In particular, O.C. Tanner recommends that organizations focus on five components of emotional intelligence—practical empathy, self-awareness, nimble resilience, equitable flexibility and communication skills. Companies that do so, the research found, are 107 times more likely to have employees who are thriving.
Rogers explains that this is a people-centered approach grounded in understanding individual employees—and supporting them with action.
“It includes all of the same elements of empathy—the ability to understand and share another’s feelings—but places equal focus on the actions taken on their behalf,” Rogers says. There are six primary components of practical empathy, which can be practiced both at the organizational and leadership levels: focus on the person, seek understanding, listen to learn, embrace perspectives, take supportive action and respect boundaries.
The potential is significant: “Employees are 1,388% more likely to be engaged at work when leaders prioritize empathy in their actions,” Rogers says.

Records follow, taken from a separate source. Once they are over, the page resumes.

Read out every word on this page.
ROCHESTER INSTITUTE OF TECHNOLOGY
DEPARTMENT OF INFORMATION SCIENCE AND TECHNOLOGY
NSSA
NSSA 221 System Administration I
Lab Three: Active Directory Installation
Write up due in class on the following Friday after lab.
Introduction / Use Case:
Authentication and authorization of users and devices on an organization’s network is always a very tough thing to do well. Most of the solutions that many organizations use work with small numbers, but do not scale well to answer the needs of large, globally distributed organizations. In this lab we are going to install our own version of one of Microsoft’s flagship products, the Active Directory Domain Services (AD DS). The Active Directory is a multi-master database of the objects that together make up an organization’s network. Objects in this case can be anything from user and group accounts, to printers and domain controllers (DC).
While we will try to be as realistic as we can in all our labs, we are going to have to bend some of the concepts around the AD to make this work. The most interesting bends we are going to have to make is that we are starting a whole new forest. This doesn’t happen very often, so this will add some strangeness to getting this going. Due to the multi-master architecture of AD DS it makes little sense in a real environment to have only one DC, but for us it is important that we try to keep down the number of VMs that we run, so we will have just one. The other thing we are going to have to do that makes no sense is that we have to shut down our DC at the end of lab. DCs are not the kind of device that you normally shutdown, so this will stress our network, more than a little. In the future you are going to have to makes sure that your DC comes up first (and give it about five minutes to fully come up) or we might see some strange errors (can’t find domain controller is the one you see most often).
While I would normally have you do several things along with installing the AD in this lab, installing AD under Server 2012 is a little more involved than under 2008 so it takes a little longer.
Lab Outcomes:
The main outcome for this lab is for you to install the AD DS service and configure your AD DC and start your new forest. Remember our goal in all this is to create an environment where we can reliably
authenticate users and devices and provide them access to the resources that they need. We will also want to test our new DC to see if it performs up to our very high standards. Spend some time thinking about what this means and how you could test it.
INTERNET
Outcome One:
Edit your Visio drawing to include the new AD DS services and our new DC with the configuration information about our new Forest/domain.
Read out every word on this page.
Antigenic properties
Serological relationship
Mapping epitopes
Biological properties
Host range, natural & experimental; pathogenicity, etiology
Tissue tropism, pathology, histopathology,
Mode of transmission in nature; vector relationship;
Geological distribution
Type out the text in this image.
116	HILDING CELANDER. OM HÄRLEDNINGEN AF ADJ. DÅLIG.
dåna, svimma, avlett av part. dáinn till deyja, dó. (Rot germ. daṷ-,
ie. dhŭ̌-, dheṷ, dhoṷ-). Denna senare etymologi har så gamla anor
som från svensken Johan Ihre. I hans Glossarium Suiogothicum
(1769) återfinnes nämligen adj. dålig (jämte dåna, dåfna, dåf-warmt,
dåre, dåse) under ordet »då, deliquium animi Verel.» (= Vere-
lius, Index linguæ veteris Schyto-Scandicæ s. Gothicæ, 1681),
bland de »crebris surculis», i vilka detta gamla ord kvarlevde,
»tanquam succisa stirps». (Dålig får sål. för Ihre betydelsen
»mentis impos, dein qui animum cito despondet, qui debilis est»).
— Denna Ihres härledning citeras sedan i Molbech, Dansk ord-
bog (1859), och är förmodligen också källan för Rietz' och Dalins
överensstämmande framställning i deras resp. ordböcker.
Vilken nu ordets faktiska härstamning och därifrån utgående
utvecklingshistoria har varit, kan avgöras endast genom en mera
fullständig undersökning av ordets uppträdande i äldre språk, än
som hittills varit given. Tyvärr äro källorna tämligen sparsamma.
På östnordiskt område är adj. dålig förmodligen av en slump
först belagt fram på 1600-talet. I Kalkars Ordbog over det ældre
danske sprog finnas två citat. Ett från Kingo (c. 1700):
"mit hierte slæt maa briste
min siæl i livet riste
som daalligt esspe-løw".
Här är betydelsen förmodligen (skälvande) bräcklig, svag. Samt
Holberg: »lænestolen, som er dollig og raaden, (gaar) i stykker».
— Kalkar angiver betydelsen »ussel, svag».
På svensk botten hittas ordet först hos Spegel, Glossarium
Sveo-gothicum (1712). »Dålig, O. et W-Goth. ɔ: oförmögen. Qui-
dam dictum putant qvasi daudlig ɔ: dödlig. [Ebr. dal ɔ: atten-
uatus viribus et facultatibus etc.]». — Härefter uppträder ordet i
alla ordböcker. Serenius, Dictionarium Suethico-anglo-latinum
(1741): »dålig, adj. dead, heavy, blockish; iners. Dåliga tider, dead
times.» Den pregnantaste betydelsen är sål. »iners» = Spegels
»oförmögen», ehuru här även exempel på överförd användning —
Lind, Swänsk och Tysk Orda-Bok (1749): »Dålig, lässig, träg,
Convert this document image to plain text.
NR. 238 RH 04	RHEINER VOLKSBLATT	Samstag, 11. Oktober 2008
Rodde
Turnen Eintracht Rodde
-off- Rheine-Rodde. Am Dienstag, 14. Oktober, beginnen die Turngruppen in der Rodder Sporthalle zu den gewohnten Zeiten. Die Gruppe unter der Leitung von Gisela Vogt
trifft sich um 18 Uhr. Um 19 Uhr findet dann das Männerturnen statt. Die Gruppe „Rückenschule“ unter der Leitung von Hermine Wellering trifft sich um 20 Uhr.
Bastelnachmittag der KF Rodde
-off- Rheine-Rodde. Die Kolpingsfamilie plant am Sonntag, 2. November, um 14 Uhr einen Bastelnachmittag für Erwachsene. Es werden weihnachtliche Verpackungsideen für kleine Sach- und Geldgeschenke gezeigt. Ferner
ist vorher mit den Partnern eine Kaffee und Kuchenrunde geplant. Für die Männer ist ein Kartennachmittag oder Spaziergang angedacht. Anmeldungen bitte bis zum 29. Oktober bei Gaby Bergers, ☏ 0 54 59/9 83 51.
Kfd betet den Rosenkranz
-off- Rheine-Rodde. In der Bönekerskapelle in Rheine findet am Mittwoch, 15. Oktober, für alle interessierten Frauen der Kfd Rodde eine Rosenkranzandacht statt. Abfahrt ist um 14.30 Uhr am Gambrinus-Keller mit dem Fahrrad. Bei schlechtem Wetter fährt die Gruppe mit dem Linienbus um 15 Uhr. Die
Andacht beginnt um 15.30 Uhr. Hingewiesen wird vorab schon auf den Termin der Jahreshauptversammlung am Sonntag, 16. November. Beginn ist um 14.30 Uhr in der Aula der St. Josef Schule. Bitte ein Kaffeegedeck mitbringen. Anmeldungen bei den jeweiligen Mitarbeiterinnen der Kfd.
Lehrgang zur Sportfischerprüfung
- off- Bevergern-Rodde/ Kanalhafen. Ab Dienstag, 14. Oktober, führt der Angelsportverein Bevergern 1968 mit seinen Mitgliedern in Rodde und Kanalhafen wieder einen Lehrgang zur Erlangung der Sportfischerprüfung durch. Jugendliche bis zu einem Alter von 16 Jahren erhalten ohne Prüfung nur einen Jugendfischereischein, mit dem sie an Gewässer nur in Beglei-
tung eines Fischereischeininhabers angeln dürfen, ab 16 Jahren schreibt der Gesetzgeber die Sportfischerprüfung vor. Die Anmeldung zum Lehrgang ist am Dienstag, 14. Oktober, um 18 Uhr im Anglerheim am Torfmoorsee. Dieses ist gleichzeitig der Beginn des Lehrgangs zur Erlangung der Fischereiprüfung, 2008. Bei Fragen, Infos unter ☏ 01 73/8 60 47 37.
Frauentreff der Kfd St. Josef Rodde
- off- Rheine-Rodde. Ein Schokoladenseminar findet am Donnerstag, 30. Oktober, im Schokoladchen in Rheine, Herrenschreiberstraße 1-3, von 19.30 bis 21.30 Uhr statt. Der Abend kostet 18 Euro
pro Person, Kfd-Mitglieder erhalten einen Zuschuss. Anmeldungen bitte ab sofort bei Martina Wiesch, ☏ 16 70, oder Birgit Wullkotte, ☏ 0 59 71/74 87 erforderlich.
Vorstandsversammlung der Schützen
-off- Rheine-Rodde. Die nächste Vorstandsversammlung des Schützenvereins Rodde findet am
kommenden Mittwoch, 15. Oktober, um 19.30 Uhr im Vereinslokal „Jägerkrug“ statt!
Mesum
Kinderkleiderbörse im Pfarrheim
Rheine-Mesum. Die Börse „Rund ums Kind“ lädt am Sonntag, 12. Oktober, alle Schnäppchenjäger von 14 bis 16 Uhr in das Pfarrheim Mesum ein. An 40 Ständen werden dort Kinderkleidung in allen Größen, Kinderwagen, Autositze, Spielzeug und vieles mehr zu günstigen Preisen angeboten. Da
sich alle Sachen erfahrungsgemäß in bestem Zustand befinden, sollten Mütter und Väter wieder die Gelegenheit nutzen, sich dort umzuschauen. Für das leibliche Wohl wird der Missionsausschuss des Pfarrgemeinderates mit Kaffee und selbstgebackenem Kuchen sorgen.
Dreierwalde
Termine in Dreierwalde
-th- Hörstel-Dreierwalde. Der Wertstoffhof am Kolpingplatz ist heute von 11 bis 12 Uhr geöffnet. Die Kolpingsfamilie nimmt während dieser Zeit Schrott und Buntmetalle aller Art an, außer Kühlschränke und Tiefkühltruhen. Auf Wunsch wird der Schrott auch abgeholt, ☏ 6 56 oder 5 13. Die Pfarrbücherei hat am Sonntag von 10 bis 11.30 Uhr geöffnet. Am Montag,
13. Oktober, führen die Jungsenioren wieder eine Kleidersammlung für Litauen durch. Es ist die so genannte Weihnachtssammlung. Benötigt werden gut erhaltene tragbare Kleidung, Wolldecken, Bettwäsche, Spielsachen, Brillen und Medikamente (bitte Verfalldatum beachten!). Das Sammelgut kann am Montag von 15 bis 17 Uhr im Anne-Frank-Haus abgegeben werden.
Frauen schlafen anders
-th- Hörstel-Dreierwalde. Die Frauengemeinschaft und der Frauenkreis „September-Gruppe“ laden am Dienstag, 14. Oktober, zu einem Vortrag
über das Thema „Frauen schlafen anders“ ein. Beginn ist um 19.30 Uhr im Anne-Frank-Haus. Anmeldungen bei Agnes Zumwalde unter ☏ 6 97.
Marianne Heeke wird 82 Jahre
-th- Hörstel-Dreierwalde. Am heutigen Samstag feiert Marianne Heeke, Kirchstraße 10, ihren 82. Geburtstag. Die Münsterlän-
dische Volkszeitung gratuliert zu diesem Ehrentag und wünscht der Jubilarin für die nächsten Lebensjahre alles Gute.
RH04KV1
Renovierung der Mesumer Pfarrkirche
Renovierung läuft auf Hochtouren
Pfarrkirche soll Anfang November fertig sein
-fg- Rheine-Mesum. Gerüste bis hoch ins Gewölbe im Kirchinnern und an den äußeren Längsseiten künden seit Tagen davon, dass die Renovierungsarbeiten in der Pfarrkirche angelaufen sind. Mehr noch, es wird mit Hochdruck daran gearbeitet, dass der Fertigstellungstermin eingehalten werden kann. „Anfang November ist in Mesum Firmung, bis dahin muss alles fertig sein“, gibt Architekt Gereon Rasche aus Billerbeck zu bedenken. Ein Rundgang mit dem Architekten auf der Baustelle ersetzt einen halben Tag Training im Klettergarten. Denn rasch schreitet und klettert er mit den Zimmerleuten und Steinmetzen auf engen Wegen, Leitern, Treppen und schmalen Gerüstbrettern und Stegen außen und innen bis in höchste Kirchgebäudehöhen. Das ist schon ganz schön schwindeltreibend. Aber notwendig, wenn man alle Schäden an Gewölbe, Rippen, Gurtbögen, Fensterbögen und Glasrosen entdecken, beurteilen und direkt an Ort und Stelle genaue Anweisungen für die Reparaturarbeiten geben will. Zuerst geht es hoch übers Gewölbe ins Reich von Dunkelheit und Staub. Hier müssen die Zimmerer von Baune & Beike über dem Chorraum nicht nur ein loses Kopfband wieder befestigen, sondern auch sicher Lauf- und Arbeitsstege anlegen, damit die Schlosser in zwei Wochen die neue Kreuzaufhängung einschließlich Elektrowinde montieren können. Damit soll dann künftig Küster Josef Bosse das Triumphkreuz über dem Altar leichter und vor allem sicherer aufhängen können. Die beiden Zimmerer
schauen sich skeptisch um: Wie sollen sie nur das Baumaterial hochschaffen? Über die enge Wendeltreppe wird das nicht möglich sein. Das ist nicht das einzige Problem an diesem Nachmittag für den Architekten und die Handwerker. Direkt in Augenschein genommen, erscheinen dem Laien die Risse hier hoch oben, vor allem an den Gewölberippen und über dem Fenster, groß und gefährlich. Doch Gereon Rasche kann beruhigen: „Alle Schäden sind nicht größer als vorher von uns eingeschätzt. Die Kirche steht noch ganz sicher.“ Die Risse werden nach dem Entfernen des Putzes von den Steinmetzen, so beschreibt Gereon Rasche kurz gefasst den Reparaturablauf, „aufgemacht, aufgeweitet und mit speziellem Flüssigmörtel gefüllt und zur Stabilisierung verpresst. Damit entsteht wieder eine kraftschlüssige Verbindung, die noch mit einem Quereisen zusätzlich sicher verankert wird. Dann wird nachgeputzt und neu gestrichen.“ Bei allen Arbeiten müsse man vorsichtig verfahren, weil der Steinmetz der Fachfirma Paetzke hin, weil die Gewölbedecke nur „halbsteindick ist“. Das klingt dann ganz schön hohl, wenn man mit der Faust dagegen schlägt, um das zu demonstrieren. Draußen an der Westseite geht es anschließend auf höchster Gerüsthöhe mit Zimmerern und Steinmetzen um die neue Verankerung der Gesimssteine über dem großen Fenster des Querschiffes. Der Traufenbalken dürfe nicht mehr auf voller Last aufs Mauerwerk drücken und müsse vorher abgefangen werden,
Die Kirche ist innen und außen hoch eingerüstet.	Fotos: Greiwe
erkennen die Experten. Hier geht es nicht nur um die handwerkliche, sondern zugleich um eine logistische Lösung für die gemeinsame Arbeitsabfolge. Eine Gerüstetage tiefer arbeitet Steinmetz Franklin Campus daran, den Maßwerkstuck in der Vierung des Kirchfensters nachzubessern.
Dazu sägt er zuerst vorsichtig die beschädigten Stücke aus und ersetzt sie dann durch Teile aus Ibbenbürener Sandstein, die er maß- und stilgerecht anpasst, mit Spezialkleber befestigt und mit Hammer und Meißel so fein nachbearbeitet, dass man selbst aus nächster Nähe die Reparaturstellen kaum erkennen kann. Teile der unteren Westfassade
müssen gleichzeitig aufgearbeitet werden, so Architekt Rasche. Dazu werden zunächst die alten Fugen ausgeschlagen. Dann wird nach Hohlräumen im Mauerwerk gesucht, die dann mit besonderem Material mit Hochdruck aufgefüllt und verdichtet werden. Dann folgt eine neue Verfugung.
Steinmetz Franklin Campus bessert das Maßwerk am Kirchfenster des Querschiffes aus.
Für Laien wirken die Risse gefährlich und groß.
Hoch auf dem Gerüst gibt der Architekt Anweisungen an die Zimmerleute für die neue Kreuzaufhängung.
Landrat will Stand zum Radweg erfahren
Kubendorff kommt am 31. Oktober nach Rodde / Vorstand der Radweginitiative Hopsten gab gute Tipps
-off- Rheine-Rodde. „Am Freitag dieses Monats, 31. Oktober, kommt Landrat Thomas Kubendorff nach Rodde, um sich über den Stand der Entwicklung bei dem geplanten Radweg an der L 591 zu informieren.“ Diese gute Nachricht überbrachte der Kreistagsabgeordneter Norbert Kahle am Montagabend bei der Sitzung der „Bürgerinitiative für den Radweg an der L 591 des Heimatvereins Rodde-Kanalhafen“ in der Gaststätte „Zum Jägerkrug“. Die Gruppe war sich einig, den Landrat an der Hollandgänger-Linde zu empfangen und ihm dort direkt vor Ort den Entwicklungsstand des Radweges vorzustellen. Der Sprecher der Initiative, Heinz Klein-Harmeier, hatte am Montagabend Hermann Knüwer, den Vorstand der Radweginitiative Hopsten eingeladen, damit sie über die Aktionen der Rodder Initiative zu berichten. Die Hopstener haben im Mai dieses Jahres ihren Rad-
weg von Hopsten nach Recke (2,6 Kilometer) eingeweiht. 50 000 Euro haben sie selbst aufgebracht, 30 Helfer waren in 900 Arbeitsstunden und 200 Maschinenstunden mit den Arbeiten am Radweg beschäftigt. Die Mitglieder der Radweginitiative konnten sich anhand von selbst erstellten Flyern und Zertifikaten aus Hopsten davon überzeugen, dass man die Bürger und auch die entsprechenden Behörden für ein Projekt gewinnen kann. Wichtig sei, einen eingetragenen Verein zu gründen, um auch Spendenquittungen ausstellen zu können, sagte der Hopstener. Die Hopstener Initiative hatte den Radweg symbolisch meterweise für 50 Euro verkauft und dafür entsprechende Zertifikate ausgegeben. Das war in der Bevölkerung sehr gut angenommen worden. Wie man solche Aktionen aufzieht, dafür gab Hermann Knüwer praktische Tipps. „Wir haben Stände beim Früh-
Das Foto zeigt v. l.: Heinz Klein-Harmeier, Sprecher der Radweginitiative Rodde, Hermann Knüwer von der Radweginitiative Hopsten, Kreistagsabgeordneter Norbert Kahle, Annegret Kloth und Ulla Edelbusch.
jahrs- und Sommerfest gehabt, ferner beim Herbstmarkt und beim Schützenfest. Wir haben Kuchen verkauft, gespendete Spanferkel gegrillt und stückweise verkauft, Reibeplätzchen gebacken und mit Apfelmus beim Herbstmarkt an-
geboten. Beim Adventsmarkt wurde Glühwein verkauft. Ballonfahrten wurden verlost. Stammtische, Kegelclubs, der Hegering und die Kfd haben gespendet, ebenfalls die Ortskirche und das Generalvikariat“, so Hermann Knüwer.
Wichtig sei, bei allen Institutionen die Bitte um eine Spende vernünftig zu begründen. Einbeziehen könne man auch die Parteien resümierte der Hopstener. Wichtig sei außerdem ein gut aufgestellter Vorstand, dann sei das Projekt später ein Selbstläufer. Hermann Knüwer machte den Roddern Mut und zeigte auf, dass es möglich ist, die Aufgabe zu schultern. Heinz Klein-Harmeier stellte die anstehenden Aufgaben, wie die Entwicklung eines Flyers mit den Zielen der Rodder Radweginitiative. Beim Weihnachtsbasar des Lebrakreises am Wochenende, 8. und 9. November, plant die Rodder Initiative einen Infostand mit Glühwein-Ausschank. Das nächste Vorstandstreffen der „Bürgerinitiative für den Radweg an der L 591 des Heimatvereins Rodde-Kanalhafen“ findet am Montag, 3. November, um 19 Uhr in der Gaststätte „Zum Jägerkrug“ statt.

Leaders who come from a place of self-awareness, Rogers says, steadfastly stand for their values while managing their emotions in the workplace, and they are open to accepting and implementing feedback.
While traditional resilience is often reactionary to outside forces and places responsibility on individual employees, nimble resilience is more proactive. Through this approach, organizations and their leaders embrace change rather than resist it and lean into organizational culture to address the origin of a problem and create resources to adapt, Rogers says.
“Nimbly resilient organizations reap many rewards,” Rogers says—including being 158% more likely than others to increase revenue and 914% more likely to have a thriving culture.